To Evaluate a musdb track using the popular BSSEval metrics, you can use our museval package. After pip install museval evaluation of a single track, can be done by

import museval
# provide an estimate
estimates = {
    'vocals': np.random.random(track.audio.shape),
    'accompaniment': np.random.random(track.audio.shape)
}
# evaluates using BSSEval v4, and writes results to `./eval`
print(museval.eval_mus_track(track, estimates, output_dir="./eval")

Baselines

Oracles

For oracle methods, please check out our open unmix oracle separation methods. This will show you how oracle performance is computed and gives indications for an upper bound for the quality of the separation.

Open-Unmix

We provide a state-of-the-art deep learning based separation method for PyTorch, Tensorflow and NNable at open.unmix.app.

Frequently Asked Questions

The mixture is not exactly the sum of its sources, is that intended?

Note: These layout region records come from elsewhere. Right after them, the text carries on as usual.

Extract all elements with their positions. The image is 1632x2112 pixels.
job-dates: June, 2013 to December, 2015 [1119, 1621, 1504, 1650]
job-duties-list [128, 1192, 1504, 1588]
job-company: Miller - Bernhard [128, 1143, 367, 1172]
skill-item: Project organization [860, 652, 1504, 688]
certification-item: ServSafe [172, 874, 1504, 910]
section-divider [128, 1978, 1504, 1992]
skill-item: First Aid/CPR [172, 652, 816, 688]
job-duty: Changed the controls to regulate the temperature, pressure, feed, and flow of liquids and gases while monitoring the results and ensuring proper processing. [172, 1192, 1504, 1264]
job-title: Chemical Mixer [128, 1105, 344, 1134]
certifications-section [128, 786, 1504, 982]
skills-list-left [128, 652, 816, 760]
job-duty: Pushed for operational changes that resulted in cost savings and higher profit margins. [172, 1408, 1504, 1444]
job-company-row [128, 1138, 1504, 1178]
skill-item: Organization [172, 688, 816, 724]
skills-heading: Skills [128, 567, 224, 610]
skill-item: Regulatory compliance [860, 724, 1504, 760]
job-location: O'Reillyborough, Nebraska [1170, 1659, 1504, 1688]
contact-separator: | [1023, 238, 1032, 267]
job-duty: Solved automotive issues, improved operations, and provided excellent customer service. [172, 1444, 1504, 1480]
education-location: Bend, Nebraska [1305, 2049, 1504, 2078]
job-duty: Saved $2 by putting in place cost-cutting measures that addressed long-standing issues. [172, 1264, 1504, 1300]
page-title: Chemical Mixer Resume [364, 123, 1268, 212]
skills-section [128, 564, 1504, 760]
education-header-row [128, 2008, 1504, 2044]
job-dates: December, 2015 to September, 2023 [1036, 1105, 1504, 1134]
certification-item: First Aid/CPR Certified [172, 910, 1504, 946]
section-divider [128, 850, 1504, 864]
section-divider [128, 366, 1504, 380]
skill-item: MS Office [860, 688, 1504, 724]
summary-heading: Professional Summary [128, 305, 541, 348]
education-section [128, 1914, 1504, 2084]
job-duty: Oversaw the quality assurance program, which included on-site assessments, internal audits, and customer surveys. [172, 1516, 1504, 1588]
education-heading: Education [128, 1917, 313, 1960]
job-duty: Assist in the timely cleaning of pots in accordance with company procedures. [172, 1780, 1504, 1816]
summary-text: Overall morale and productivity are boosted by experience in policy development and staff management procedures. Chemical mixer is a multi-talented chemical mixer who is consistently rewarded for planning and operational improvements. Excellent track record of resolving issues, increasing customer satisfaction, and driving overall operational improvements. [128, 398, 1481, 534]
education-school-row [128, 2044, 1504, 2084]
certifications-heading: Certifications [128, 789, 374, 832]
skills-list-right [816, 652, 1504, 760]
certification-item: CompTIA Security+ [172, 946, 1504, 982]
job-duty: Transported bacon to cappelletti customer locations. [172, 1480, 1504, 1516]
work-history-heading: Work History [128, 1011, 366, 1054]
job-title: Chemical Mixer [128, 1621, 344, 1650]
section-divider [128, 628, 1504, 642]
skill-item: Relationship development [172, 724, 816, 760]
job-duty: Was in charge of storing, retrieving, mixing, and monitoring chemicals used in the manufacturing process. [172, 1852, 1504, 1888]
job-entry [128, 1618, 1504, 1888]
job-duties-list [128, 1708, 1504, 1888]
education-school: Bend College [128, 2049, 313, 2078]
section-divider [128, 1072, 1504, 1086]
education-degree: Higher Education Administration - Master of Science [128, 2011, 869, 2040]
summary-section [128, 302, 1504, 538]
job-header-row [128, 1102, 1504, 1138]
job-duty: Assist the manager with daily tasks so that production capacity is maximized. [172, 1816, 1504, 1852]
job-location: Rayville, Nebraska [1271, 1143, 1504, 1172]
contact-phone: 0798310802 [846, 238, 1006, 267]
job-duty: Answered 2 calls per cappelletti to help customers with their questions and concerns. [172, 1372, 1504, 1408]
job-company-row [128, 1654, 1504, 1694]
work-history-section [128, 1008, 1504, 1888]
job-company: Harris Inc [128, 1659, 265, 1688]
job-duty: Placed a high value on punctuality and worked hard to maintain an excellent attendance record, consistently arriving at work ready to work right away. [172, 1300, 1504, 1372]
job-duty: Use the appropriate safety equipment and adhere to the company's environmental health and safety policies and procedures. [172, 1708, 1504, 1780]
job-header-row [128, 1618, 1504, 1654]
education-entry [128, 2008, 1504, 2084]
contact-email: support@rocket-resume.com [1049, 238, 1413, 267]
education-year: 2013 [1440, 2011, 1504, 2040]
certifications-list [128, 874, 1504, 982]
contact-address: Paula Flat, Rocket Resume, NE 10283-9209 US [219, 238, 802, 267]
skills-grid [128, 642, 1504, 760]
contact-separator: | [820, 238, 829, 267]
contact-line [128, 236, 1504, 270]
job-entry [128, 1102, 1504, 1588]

This is not a bug. Since we adopted the STEMS format, we used AAC compression. Here the residual noise of the mixture is different from the sum of the residual noises of the sources. This difference does not significantly affect separation performance.

track.targets['linear_mixture'].audio

Citations

If you use the MUSDB dataset for your research - Cite the MUSDB18 Dataset

@misc{MUSDB18,
  author       = {Rafii, Zafar and
                  Liutkus, Antoine and
                  Fabian-Robert St{\"o}ter and
                  Mimilakis, Stylianos Ioannis and
                  Bittner, Rachel},
  title        = {The {MUSDB18} corpus for music separation},
  month        = dec,
  year         = 2017,
  doi          = {10.5281/zenodo.1117372},
  url          = {https://doi.org/10.5281/zenodo.1117372}
}

If compare your results with SiSEC 2018 Participants - Cite the SiSEC 2018 LVA/ICA Paper

@inproceedings{SiSEC18,
  author="St{\"o}ter, Fabian-Robert and Liutkus, Antoine and Ito, Nobutaka",
  title="The 2018 Signal Separation Evaluation Campaign",
  booktitle="Latent Variable Analysis and Signal Separation:
  14th International Conference, LVA/ICA 2018, Surrey, UK",
  year="2018",
  pages="293--305"
}

How to contribute

musdb is a community focused project, we therefore encourage the community to submit bug-fixes and requests for technical support through github issues. For more details of how to contribute, please follow our CONTRIBUTING.md.